Die SVP-Initiative «Keine 10-Millionen-Schweiz» will die Bevölkerung der Schweiz bis 2050 auf maximal 10 Millionen Menschen begrenzen. Sie verlangt frühzeitige Massnahmen, sobald 9,5 Millionen Einwohner erreicht sind.
Tritt dies ein, sollen unter anderem der Familiennachzug eingeschränkt und Einbürgerungen sowie Niederlassungsbewilligungen für vorläufig Aufgenommene erschwert werden. Zudem sollen internationale Abkommen mit Auswirkungen auf die Zuwanderung neu verhandelt werden.

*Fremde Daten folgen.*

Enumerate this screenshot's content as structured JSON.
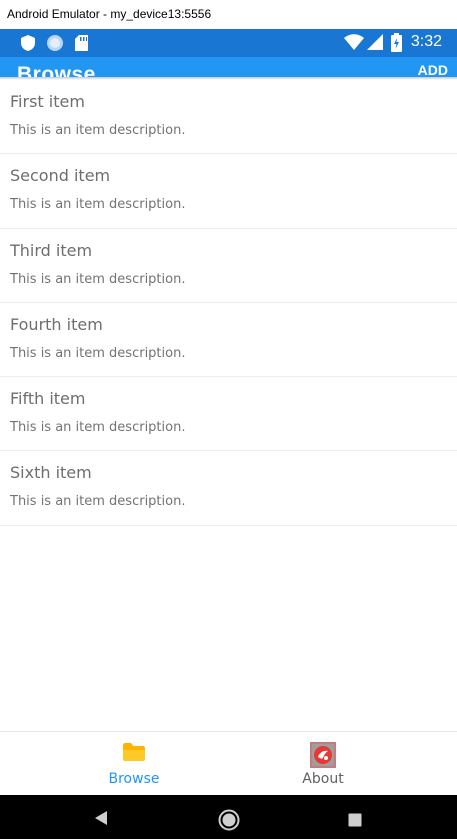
{
  "window": {
    "title": "Android Emulator - my_device13:5556"
  },
  "status_bar": {
    "time": "3:32"
  },
  "app_bar": {
    "title": "Browse",
    "add_label": "ADD"
  },
  "items": [
    {
      "name": "First item",
      "description": "This is an item description."
    },
    {
      "name": "Second item",
      "description": "This is an item description."
    },
    {
      "name": "Third item",
      "description": "This is an item description."
    },
    {
      "name": "Fourth item",
      "description": "This is an item description."
    },
    {
      "name": "Fifth item",
      "description": "This is an item description."
    },
    {
      "name": "Sixth item",
      "description": "This is an item description."
    }
  ],
  "tabs": [
    {
      "label": "Browse",
      "icon": "folder-icon",
      "active": true,
      "color": "#2196f3"
    },
    {
      "label": "About",
      "icon": "about-icon",
      "active": false,
      "color": "#616161"
    }
  ],
  "colors": {
    "status_bar": "#1976d2",
    "app_bar": "#2196f3",
    "folder_icon": "#ffc107"
  }
}
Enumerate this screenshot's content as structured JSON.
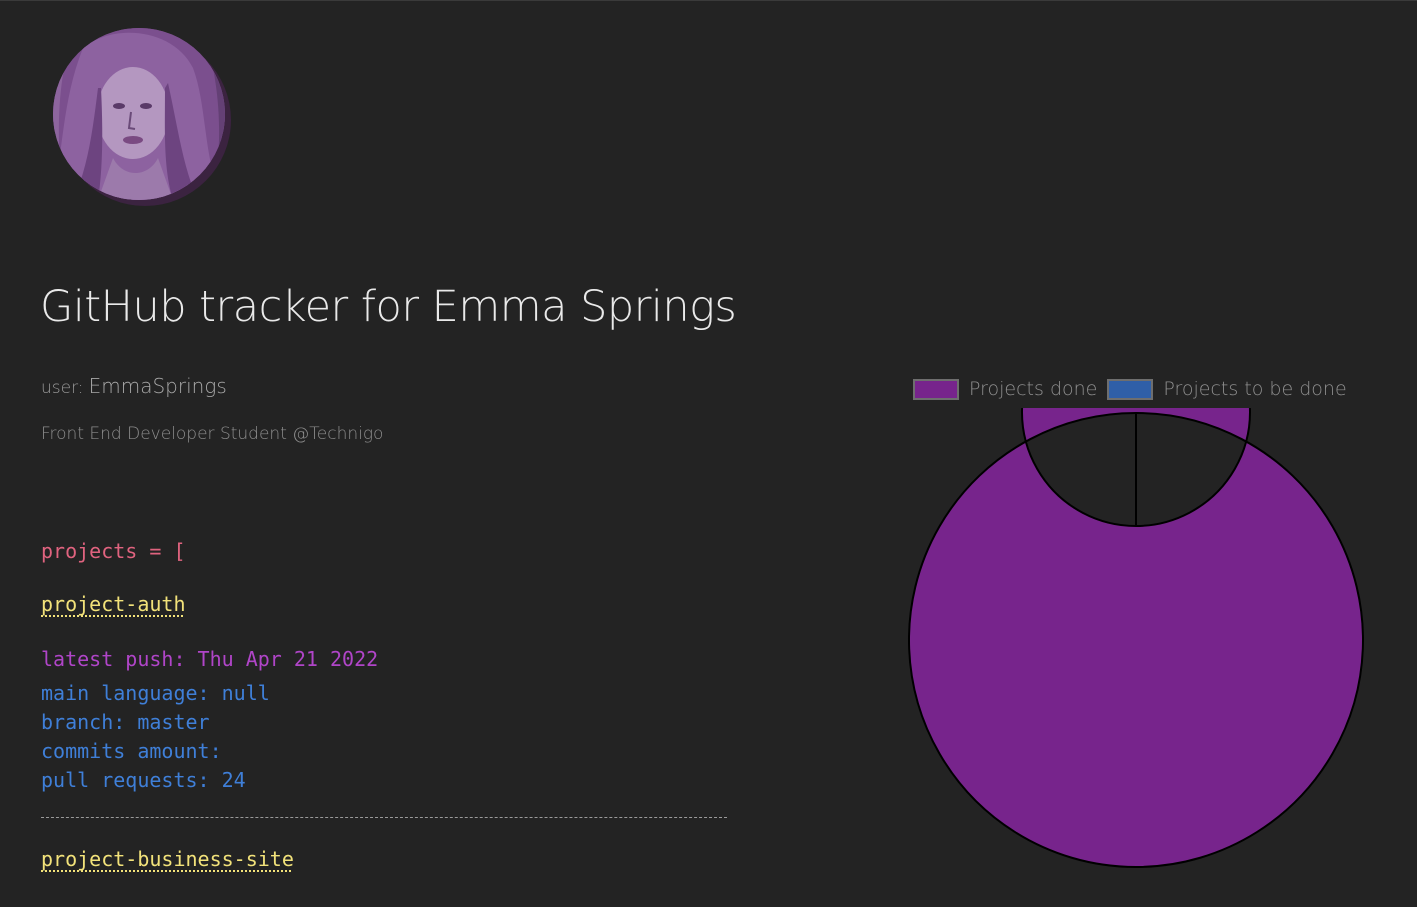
{
  "profile": {
    "title": "GitHub tracker for Emma Springs",
    "user_label": "user:",
    "username": "EmmaSprings",
    "bio": "Front End Developer Student @Technigo"
  },
  "projects_header": "projects = [",
  "projects": [
    {
      "name": "project-auth",
      "latest_push": "latest push: Thu Apr 21 2022",
      "main_language": "main language: null",
      "branch": "branch: master",
      "commits": "commits amount:",
      "pull_requests": "pull requests: 24"
    },
    {
      "name": "project-business-site"
    }
  ],
  "colors": {
    "background": "#232323",
    "done": "#77248c",
    "todo": "#2f5fa8",
    "repo_link": "#f2e27a",
    "push": "#b045c8",
    "info": "#3f7fd8",
    "bracket": "#e0637f"
  },
  "chart_data": {
    "type": "pie",
    "variant": "doughnut",
    "labels": [
      "Projects done",
      "Projects to be done"
    ],
    "values": [
      1,
      0
    ],
    "colors": [
      "#77248c",
      "#2f5fa8"
    ],
    "legend": "top"
  }
}
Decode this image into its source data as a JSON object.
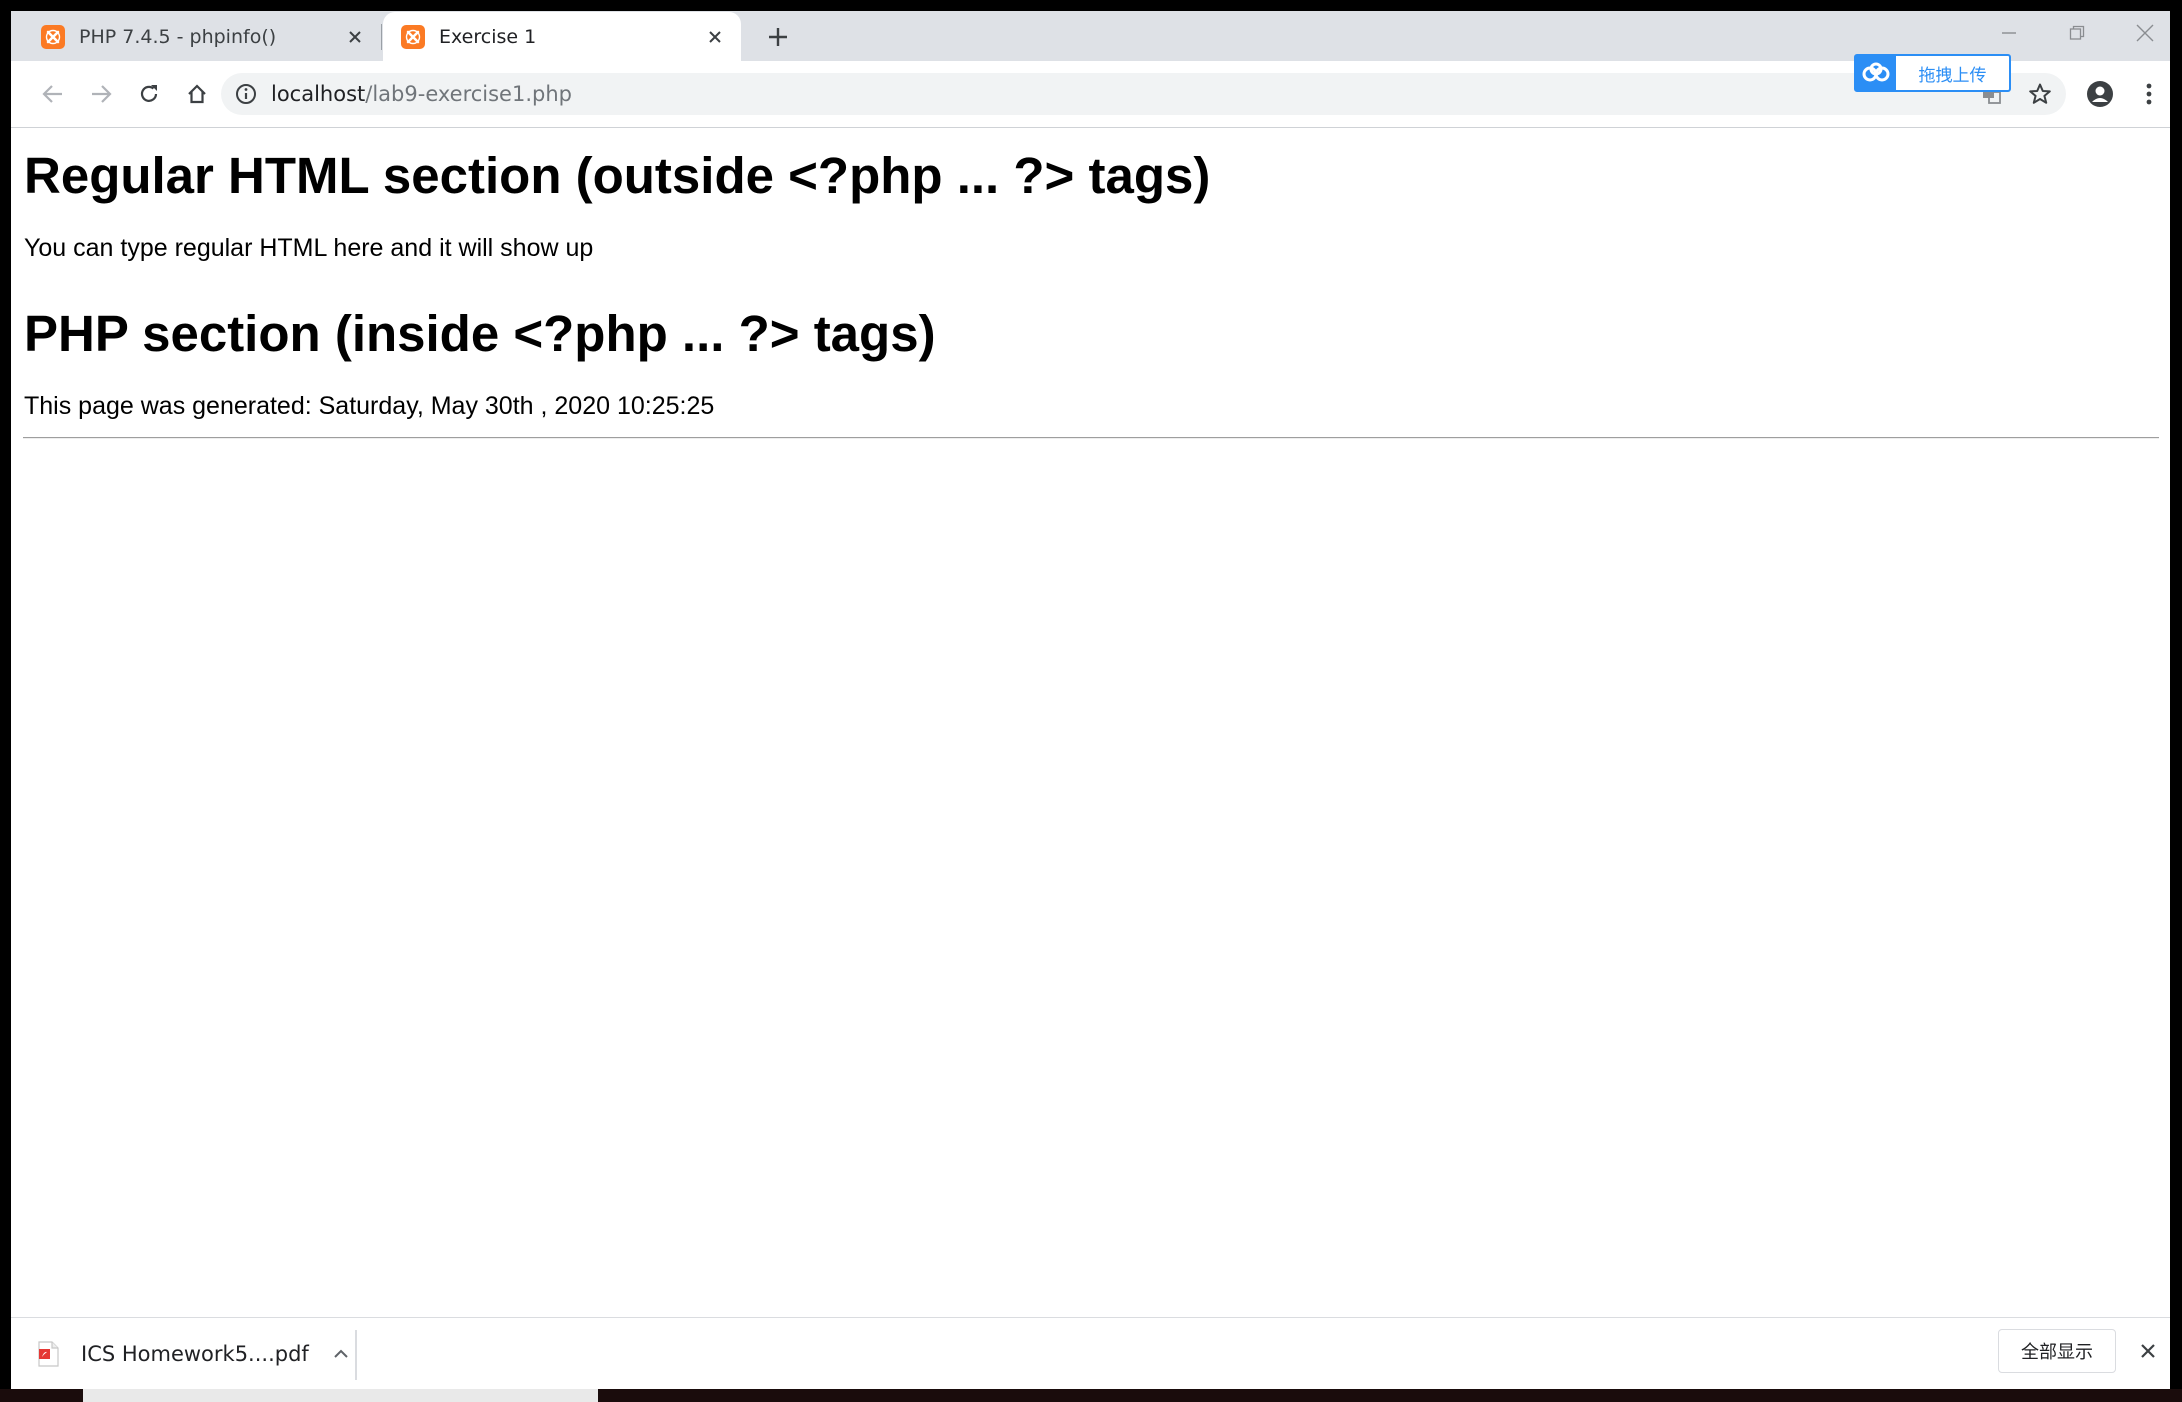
{
  "tabs": [
    {
      "title": "PHP 7.4.5 - phpinfo()",
      "icon": "xampp-icon",
      "active": false
    },
    {
      "title": "Exercise 1",
      "icon": "xampp-icon",
      "active": true
    }
  ],
  "omnibox": {
    "host": "localhost",
    "path": "/lab9-exercise1.php"
  },
  "upload_widget": {
    "label": "拖拽上传"
  },
  "page": {
    "heading1": "Regular HTML section (outside <?php ... ?> tags)",
    "paragraph1": "You can type regular HTML here and it will show up",
    "heading2": "PHP section (inside <?php ... ?> tags)",
    "paragraph2": "This page was generated: Saturday, May 30th , 2020 10:25:25"
  },
  "downloads": {
    "items": [
      {
        "name": "ICS Homework5....pdf",
        "icon": "pdf-file-icon"
      }
    ],
    "show_all": "全部显示"
  },
  "colors": {
    "accent_orange": "#fb7a24",
    "upload_blue": "#2b8ef5",
    "tabstrip": "#dee1e6"
  }
}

Übersteigt die Bevölkerung vor 2050 trotzdem die 10 Millionen, soll als letzte Konsequenz das Personenfreizügigkeitsabkommen mit der EU gekündigt werden.
Änderung des Zivildienstgesetztes

Die Vorlage will den Wechsel von der Armee zum Zivildienst erschweren, weil Armee und Zivilschutz zunehmend unter Personalmangel leiden.
Wer nach der Rekrutenschule in den Zivildienst wechseln möchte, müsste künftig mindestens 150 Diensttage leisten. Ein Wechsel nach vollständiger Armeeausbildung soll gänzlich abgeschafft werden.
Zudem würden weitere Regeln verschärft, etwa eine jährliche Einsatzpflicht und kürzere Fristen für Einsätze bei bewilligten Wechselgesuchen während der Rekrutenschule.